On Tue, Aug 14, 2012 at 1:00 PM, Tobias Heister <li...@tobias-heister.de> wrote:
> Hi
>
> Am 14.08.2012 15:12, schrieb Markus:
>> Isn't that weird? Where did that arp entry come from and why was it saved on 
>> the Juniper for so long, and only got removed after I removed the static 
>> routing of that /24?
>
> We saw a similar thing a short time ago on an MX480 running 10.4R9
> In our case it was a bgp route pointing to a no longer existing ip address as 
> the next-hop. The arp entry for this ip address stayed active as long as 
> there was an active route for it.
> Even clearing the arp cache witch clear arp hostname x.x.x.x did not do the 
> trick. The next-hop ip was gone for several weeks and the arp entry had low 
> timeout values left but never expired.
> After clearing the route the arp entry vanished as expected.
>
> I guess something keeps the arp entry from being deleted as long as there are 
> or were forwarding entries in the fib for it at any time.

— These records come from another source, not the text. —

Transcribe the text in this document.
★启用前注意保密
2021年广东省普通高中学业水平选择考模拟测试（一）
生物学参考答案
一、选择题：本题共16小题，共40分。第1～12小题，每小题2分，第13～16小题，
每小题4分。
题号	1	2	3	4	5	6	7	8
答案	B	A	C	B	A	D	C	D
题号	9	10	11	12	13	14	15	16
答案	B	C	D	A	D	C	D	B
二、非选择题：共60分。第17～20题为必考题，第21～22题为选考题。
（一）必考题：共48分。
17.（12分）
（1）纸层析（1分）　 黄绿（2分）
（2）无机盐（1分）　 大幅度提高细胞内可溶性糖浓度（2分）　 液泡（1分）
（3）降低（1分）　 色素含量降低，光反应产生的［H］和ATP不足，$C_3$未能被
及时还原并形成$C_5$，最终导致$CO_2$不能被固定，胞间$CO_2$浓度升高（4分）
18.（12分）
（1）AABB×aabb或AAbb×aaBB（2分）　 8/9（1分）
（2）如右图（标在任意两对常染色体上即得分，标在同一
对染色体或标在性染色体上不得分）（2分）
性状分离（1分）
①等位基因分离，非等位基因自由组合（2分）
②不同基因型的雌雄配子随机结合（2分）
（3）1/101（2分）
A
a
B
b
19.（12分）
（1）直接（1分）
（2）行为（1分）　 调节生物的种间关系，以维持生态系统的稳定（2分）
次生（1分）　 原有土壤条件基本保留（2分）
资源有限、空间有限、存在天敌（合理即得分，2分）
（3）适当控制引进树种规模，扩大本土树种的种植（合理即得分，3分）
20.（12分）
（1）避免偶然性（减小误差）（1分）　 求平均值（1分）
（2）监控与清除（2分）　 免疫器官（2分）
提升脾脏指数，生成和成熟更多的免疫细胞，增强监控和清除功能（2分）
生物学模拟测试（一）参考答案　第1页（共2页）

Probably because the underlying information ARP is learning is used to
build the next-hop in the forwarding table (which needs to know what
Ethernet address to put in the destination MAC).

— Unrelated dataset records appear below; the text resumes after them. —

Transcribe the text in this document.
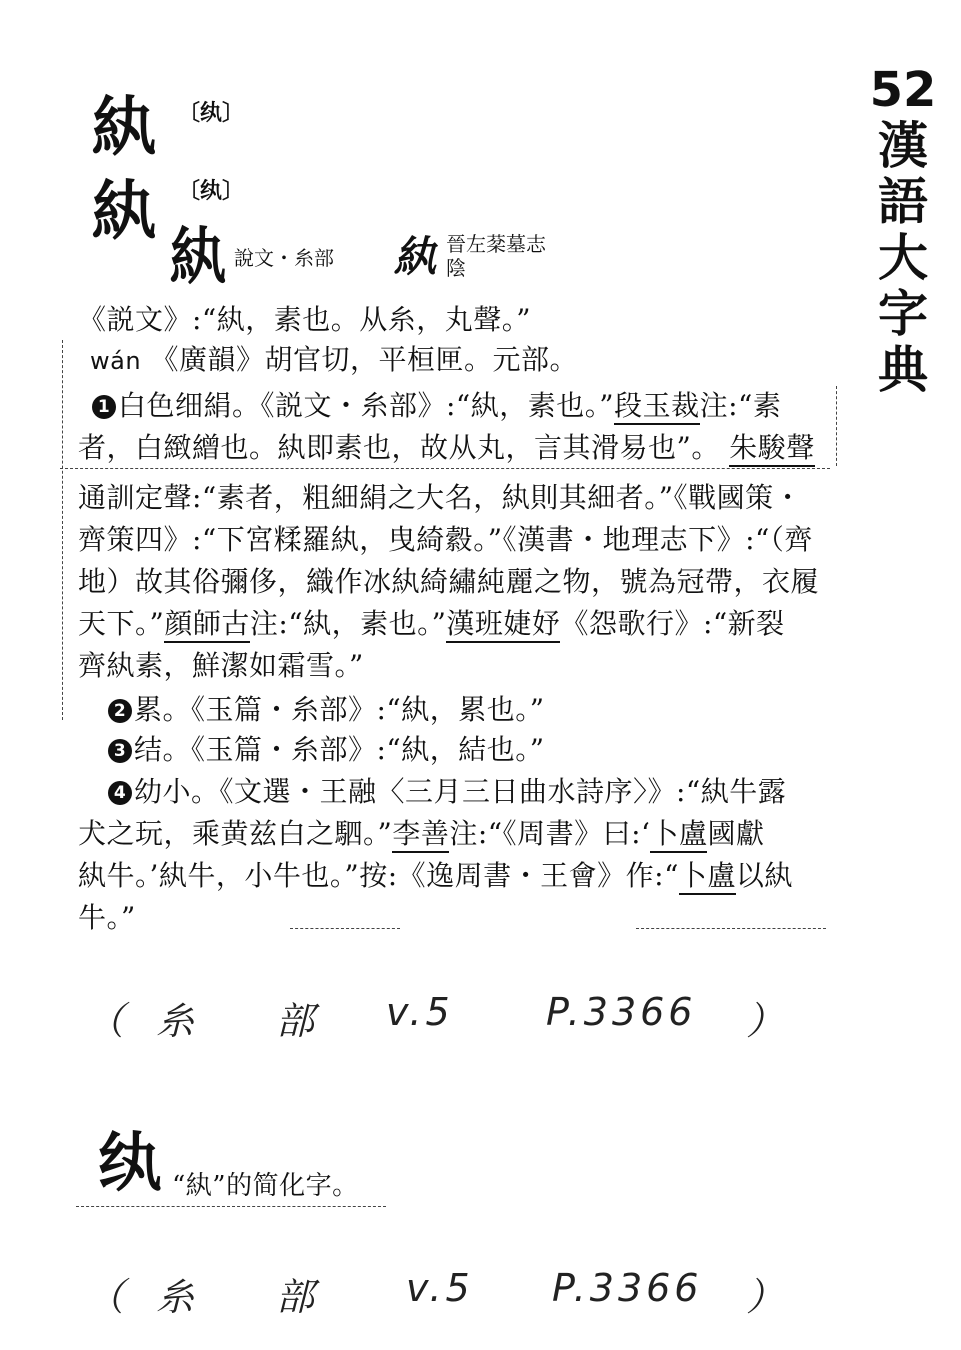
52
漢
語
大
字
典
紈 〔纨〕
紈 〔纨〕
紈 說文・糸部 紈 晉左棻墓志
陰
《説文》:“紈，素也。从糸，丸聲。”
wán 《廣韻》胡官切，平桓匣。元部。
1 白色细絹。《説文・糸部》:“紈，素也。”段玉裁注:“素
者，白緻繒也。紈即素也，故从丸，言其滑易也”。 朱駿聲
通訓定聲:“素者，粗細絹之大名，紈則其細者。”《戰國策・
齊策四》:“下宮糅羅紈，曳綺縠。”《漢書・地理志下》:“（齊
地）故其俗彌侈，織作冰紈綺繡純麗之物，號為冠帶，衣履
天下。”顔師古注:“紈，素也。”漢班婕妤《怨歌行》:“新裂
齊紈素，鮮潔如霜雪。”
2 累。《玉篇・糸部》:“紈，累也。”
3 结。《玉篇・糸部》:“紈，結也。”
4 幼小。《文選・王融〈三月三日曲水詩序〉》:“紈牛露
犬之玩，乘黄兹白之駟。”李善注:“《周書》曰:‘卜盧國獻
紈牛。’紈牛，小牛也。”按:《逸周書・王會》作:“卜盧以紈
牛。”
（ 糸 部 v.5 P.3366 ）
纨 “紈”的简化字。
（ 糸 部 v.5 P.3366 ）
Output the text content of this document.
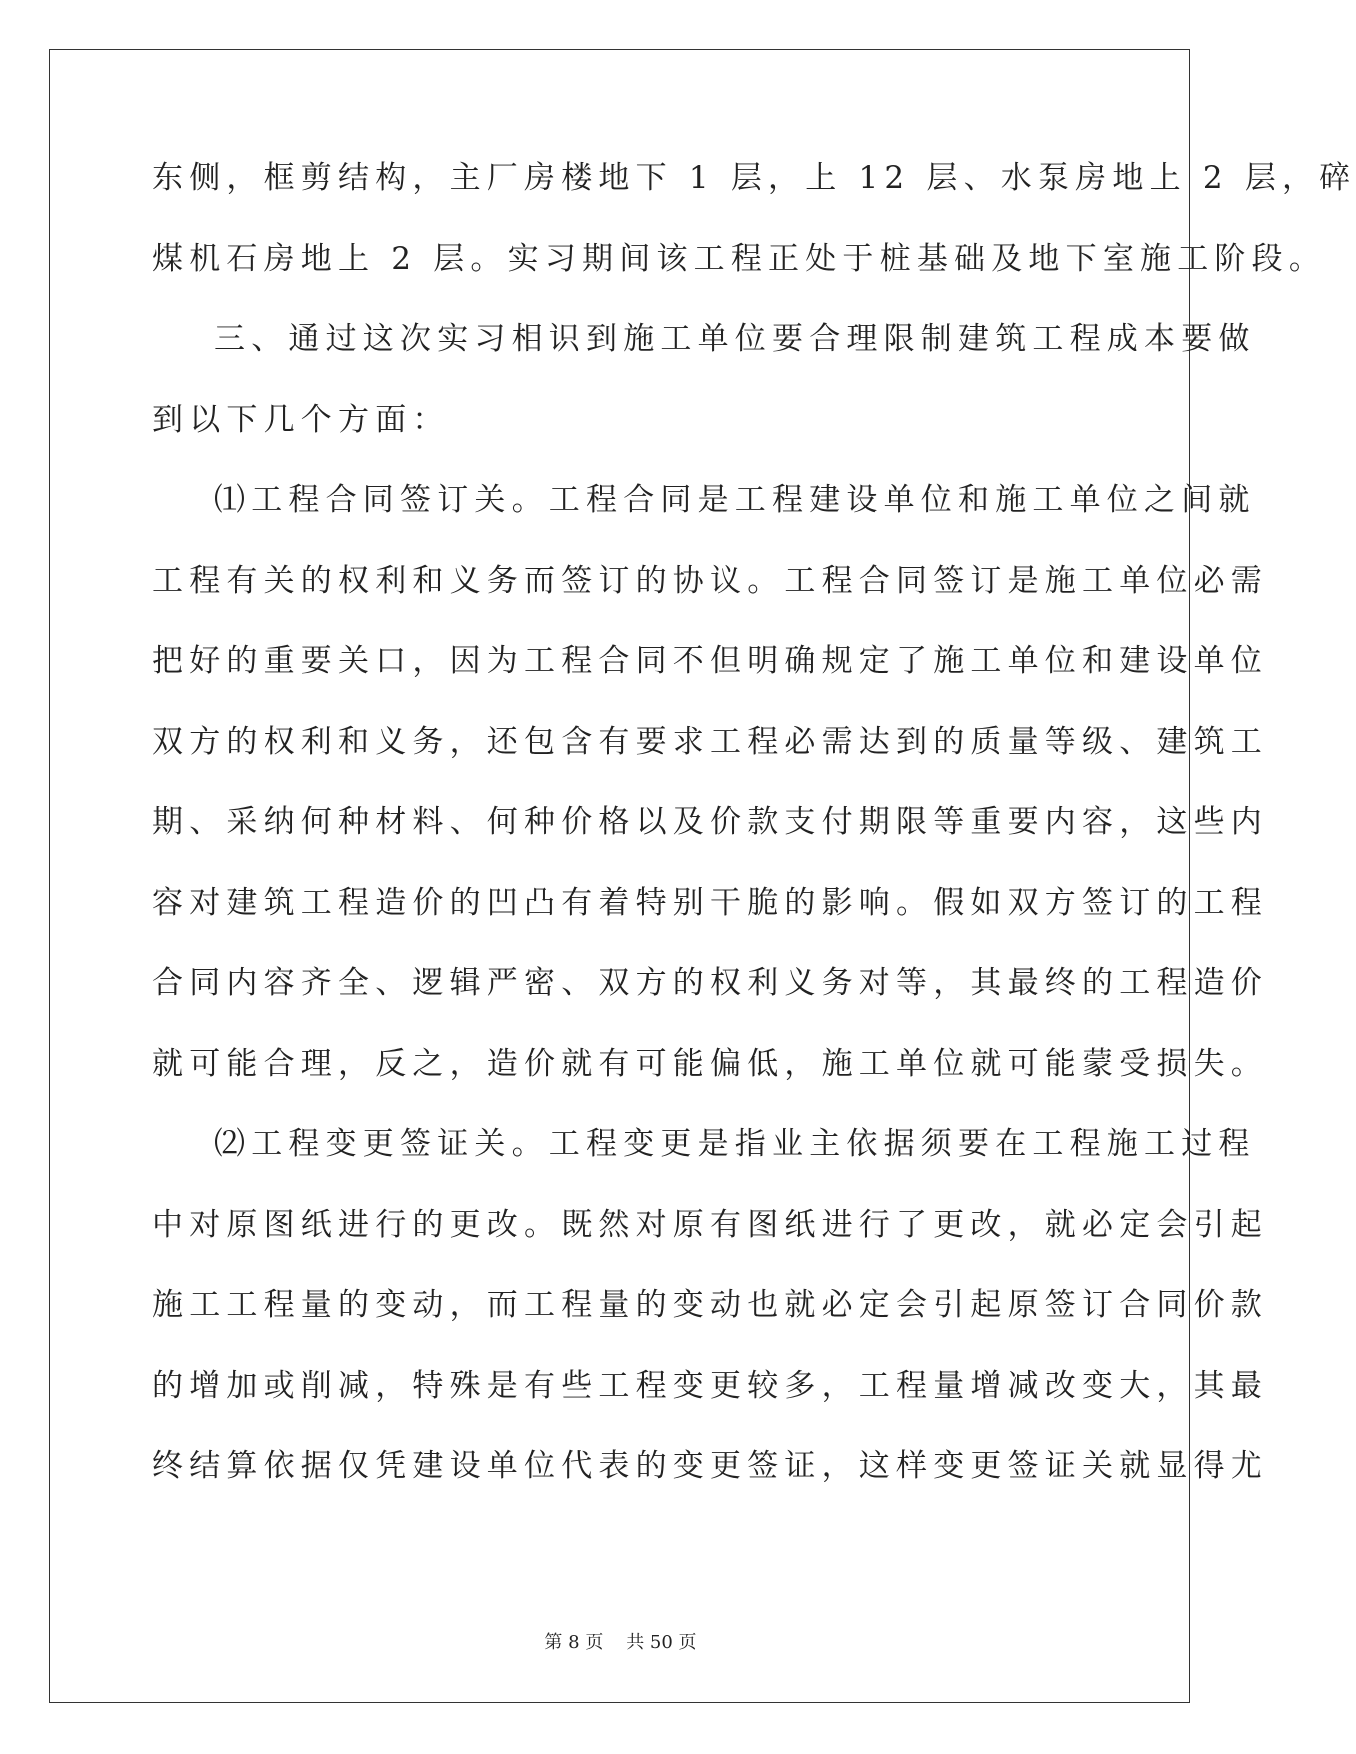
东侧，框剪结构，主厂房楼地下 1 层，上 12 层、水泵房地上 2 层，碎
煤机石房地上 2 层。实习期间该工程正处于桩基础及地下室施工阶段。
三、通过这次实习相识到施工单位要合理限制建筑工程成本要做
到以下几个方面：
⑴工程合同签订关。工程合同是工程建设单位和施工单位之间就
工程有关的权利和义务而签订的协议。工程合同签订是施工单位必需
把好的重要关口，因为工程合同不但明确规定了施工单位和建设单位
双方的权利和义务，还包含有要求工程必需达到的质量等级、建筑工
期、采纳何种材料、何种价格以及价款支付期限等重要内容，这些内
容对建筑工程造价的凹凸有着特别干脆的影响。假如双方签订的工程
合同内容齐全、逻辑严密、双方的权利义务对等，其最终的工程造价
就可能合理，反之，造价就有可能偏低，施工单位就可能蒙受损失。
⑵工程变更签证关。工程变更是指业主依据须要在工程施工过程
中对原图纸进行的更改。既然对原有图纸进行了更改，就必定会引起
施工工程量的变动，而工程量的变动也就必定会引起原签订合同价款
的增加或削减，特殊是有些工程变更较多，工程量增减改变大，其最
终结算依据仅凭建设单位代表的变更签证，这样变更签证关就显得尤
第 8 页    共 50 页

However, I would think that the route should become unreachable or
pruned if ARP is failing.
What if the remote router died for some reason? If the ARP entry and
next-hop were kept into place, the path would not work, but the route
would stay active.
A dynamic routing protocol and BFD would be see this right away and
move traffic, but this would break any static routes that rely on any
dynamism with ARP and next-hops.

Moral of the story, as I see it: avoid static routing.